My concern stems from the fact that, in politics as in law, it is axiomatic that states are unequal in their endowments and capacities. But this should not be an argument against global democracy and the reasonableness that is required when interpreting international law, particularly UN Resolutions, to maintain a semblance of legitimacy in the international order. The dissenting opinion of Judge Kotaro Tanaka of Japan in the South West Africa case of the International Court of Justice might be helpful here in explaining why one would object to the current intervention in Libya. In contemplating the fate of international customary law in the postcolonial world, Judge Tanaka took inspiration from the New Haven School when he opined that “different treatment is permitted only when it can be justified by the criterion of justice.” According to him, “one may replace justice by the concept of reasonableness generally referred to by the Anglo-American school of law,’ but he insisted that the criterion for reasonableness does not logically lead to arbitrariness.
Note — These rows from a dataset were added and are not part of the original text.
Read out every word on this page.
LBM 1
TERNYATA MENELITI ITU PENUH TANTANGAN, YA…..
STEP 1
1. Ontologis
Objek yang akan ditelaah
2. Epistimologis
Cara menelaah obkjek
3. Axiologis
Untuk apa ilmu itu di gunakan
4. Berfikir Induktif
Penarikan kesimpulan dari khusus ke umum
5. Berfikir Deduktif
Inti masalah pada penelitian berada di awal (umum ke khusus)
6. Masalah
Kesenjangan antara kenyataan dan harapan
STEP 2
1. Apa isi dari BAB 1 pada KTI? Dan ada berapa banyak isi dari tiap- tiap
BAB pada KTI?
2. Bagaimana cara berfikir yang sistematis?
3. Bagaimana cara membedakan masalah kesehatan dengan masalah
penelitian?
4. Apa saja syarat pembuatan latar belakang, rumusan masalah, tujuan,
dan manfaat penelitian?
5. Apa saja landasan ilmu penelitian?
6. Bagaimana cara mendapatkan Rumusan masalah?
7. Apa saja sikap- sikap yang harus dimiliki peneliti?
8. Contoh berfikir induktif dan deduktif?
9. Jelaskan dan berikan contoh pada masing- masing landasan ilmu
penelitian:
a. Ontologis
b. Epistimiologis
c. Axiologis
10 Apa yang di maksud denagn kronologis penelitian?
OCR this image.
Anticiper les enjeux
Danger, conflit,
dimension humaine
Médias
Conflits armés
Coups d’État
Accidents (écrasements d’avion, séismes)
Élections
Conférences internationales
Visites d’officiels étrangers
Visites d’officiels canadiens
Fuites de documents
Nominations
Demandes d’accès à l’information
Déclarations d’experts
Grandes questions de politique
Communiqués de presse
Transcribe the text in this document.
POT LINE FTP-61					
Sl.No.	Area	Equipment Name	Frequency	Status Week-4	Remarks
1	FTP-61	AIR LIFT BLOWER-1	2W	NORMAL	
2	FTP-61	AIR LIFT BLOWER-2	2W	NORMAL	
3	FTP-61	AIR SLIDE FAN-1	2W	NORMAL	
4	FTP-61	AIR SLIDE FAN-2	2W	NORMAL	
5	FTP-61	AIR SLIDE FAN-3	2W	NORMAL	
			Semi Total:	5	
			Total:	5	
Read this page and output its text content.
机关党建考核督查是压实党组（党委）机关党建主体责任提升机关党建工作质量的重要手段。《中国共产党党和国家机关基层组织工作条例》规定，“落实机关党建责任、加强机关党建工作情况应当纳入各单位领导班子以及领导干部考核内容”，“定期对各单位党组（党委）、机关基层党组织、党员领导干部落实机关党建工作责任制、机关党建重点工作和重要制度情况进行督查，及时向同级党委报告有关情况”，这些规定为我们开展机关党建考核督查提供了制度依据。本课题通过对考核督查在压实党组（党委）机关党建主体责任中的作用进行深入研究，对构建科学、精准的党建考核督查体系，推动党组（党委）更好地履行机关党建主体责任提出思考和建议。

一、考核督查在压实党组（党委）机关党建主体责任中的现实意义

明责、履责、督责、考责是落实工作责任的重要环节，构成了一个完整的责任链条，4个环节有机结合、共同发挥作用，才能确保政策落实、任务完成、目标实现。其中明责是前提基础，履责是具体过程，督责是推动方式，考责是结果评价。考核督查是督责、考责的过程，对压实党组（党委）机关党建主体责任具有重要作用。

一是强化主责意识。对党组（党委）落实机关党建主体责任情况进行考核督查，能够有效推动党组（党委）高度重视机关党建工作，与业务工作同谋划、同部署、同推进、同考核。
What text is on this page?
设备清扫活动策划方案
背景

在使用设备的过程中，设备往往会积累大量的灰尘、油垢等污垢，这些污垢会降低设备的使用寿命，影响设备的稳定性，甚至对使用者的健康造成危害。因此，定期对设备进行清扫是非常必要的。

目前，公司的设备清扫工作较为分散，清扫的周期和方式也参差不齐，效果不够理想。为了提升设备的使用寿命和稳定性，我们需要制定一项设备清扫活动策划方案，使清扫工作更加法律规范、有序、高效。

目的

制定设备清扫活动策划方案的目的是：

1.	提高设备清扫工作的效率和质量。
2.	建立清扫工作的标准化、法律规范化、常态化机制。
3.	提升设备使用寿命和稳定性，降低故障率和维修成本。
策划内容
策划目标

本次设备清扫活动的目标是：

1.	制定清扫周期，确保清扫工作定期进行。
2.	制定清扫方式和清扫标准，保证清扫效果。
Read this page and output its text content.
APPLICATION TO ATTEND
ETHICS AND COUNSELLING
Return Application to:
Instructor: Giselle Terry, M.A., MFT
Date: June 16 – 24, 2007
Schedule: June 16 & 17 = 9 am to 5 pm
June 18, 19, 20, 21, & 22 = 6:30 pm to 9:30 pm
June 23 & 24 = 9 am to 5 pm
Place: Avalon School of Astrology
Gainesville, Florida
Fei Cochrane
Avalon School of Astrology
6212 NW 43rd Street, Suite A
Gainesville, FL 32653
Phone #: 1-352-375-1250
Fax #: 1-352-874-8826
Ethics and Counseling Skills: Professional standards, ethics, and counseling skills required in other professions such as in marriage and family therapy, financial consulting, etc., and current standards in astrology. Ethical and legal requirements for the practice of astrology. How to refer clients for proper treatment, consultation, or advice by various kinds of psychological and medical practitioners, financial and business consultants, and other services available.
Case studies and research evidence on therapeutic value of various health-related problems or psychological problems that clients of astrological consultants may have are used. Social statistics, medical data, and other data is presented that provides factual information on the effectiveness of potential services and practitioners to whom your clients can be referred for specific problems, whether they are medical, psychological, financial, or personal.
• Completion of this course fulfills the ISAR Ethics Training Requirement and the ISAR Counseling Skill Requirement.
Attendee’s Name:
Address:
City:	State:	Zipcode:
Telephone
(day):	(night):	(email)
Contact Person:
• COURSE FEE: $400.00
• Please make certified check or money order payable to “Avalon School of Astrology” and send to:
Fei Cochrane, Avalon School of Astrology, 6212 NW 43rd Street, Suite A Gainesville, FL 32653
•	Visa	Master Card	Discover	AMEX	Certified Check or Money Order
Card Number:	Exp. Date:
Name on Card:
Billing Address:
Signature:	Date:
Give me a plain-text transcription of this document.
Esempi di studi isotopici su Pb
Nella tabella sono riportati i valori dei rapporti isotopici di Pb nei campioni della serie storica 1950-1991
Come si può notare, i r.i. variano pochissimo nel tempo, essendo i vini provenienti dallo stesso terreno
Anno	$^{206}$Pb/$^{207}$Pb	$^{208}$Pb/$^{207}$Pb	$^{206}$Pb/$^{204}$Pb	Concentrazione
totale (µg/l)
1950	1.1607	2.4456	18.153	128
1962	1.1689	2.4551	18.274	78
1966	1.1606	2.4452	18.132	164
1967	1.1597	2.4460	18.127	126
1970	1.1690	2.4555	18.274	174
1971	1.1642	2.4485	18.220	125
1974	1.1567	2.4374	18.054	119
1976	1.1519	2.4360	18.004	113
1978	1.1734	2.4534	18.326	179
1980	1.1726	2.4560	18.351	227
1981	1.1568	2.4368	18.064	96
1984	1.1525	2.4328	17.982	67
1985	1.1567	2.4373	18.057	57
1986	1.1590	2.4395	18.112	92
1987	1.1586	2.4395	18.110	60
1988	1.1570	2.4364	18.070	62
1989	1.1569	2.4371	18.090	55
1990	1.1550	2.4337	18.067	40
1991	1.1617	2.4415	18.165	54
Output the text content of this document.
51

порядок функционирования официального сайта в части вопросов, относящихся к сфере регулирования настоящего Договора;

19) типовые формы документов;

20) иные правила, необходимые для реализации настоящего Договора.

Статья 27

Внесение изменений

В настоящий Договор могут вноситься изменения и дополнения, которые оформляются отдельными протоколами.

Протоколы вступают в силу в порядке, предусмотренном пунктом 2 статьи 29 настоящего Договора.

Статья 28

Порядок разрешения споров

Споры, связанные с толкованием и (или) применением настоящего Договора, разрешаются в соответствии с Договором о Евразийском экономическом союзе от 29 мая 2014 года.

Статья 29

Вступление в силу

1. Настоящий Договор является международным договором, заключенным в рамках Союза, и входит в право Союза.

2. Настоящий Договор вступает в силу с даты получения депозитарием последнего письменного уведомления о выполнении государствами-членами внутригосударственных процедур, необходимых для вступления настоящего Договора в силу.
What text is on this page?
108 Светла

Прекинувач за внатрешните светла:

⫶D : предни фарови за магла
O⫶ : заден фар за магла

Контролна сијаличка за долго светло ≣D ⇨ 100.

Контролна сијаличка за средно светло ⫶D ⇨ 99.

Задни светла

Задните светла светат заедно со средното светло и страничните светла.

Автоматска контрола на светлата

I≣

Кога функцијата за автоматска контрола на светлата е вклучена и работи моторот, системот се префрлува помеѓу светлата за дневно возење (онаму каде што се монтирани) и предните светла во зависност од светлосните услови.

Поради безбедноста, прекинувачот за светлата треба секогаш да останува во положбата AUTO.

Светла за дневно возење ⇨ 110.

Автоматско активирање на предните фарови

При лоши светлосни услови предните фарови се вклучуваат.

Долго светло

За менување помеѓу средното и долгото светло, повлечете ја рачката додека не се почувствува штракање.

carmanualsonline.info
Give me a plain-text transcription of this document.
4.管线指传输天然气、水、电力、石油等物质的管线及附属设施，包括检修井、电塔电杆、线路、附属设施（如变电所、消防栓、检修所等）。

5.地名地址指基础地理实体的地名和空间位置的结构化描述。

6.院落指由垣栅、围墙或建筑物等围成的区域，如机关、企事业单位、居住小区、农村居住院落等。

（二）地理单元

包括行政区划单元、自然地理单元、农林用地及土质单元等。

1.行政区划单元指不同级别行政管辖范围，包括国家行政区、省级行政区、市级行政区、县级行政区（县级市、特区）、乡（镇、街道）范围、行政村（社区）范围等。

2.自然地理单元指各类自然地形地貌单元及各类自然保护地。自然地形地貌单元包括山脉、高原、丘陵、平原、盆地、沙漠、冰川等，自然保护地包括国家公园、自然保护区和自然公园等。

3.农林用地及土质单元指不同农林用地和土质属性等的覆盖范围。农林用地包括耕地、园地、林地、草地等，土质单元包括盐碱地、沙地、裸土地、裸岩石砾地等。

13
In short, even a doctrine of reasonableness, which is required of entities that may disagree, does not do away with the question of the (lack of) legal basis for differential treatment in global politics of both the Libyan regime under Gaddafi (which is at the center of the crisis under consideration) and African states (for daring to aspire to a negotiated settlement in the hope of nurturing a different kind of politics in post-crisis Libya).